One scenario occurs when the founder of a business is a specialist but becomes the business generalist, working on all aspects of the business because they lack the funds to hire specialists.
The other scenario occurs when technical specialists are forced to work as generalists because of a lack of specialists in other areas.
I also see business owners who are not IT savvy, and fail to see that IT is a massive industry with a rapidly expanding knowledge base. No single person can possibly have it all covered. Ultimately, for me, specialisation ties in with quality.
Let me explain...
Specialisation has many forms, and the simplest example in our business is our total focus on a single brand of PC hardware. We could offer many brands as we have access to most of them through our distributors, but we have been well served by specialising in just one.
Why? With just one brand of computer across thousands of PCs, and almost 200 hundred servers, we have very deep experience and expertise; not just with the technology, but with the company behind the technology. When it does fail (after all, all brands have failures) we know who to call, how to report the fault, and how to get the fastest possible repair carried out for the lowest impact to our clients.
We also know how to patch, manage and maintain the computers.
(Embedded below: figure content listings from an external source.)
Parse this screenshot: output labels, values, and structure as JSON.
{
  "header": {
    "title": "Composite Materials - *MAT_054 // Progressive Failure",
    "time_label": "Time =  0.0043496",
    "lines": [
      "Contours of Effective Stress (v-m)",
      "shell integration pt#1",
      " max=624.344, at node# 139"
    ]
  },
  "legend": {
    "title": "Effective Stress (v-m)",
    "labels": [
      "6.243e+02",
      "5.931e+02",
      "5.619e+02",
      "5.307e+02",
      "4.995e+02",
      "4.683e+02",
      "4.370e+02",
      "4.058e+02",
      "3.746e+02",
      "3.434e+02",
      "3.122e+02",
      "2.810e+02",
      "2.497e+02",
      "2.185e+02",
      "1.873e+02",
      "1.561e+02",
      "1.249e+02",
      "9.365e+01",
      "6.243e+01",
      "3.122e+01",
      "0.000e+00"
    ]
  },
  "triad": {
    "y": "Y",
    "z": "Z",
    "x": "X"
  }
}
Through our job-tracking system, we can see that statistically it takes us longer to manage the same issues with other brands of computers where clients either had existing machines when we started managing IT for them, or didn't take our advice on purchasing decisions.
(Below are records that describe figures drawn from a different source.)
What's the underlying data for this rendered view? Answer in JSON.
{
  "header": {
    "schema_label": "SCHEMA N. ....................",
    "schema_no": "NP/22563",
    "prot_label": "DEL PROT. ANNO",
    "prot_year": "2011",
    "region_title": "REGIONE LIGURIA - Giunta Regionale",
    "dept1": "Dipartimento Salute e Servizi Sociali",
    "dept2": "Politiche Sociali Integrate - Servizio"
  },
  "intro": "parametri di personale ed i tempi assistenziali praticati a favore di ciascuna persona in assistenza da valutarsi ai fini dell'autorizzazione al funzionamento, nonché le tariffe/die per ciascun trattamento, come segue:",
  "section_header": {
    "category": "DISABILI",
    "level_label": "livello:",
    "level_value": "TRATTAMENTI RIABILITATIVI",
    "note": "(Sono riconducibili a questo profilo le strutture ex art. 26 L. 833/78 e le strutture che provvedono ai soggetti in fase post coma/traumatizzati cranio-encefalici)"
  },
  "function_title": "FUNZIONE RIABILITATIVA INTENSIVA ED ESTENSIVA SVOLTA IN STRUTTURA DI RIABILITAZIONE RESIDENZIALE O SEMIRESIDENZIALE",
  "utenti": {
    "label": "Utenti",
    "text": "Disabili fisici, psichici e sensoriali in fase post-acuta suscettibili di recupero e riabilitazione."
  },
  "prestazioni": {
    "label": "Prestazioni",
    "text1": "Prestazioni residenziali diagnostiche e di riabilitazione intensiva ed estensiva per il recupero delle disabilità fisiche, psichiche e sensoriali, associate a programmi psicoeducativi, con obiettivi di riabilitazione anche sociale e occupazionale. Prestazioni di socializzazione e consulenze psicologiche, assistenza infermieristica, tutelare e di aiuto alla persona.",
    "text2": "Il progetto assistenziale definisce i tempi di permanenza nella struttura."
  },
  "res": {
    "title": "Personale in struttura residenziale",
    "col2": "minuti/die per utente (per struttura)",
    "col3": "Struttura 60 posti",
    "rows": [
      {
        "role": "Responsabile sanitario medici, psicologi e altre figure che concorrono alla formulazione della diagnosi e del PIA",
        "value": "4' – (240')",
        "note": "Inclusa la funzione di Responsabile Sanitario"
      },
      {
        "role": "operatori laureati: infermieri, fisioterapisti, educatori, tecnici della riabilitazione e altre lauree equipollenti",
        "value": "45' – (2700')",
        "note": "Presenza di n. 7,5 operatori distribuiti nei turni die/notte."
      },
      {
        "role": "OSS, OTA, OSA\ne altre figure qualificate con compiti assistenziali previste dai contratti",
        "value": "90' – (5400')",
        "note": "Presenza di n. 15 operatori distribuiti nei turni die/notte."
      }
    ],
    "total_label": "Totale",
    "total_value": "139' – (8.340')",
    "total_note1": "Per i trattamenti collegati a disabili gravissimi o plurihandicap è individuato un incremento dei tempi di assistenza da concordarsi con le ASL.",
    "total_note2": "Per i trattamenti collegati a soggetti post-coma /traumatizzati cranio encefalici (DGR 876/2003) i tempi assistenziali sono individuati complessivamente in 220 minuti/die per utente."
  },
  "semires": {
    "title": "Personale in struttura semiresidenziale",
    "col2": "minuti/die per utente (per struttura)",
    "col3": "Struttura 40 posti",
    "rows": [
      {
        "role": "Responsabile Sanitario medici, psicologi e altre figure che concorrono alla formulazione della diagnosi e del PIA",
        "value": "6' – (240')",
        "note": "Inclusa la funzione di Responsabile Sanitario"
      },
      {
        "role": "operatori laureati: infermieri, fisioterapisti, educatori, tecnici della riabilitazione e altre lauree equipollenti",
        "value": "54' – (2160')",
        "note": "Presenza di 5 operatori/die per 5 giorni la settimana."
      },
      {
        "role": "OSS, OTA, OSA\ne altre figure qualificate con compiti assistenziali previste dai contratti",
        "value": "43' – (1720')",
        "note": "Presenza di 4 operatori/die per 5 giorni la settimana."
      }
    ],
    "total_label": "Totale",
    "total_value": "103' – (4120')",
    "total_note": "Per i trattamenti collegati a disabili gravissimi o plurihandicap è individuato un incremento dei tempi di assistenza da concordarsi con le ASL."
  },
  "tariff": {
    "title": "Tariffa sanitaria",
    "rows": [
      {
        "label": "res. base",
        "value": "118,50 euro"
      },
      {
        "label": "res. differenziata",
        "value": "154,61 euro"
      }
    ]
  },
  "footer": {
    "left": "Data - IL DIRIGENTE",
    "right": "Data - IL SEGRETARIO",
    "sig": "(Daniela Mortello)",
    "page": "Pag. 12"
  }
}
Another example of specialisation over generalisation is our helpdesk, where we have multiple staff all answering general questions on computer malfunctions. We have a policy that we don't train more than two of them to any depth on any one technical topic. The reason for this policy is that we need depth in each topic, but we also need breadth. If we have a whole bunch of email specialists, who will know about the details of wide area networks or security or other equally-important topics? We then encourage our techs to depend on each other to share problems, and use the best specialist to resolve problems quickly so the client is not left hanging.
We need specialists more than many realise; as does any complex industry. In IT the answers are always available online, but a specialist will typically find the answers faster than a generalist. A specialist is also more likely to recognise the solution when they find it, and so spend less time experimenting with possible alternatives.
Something I have observed over 22 years of working with computers is that the less experiments are run on a computer (or trial fixes) the more stable the computers tend to be. So less time fixing them leads directly to better performance.
So, when you think about IT and the quality of a solution, or the speed of resolution of a problem, you need to think about finding the right specialist – not just a person who can eventually figure it out. IT is no longer that thing on the side of your business that you can work on once your staff have gone home. If it breaks, you need a well-trained, experienced specialist to get it fixed right and fixed fast.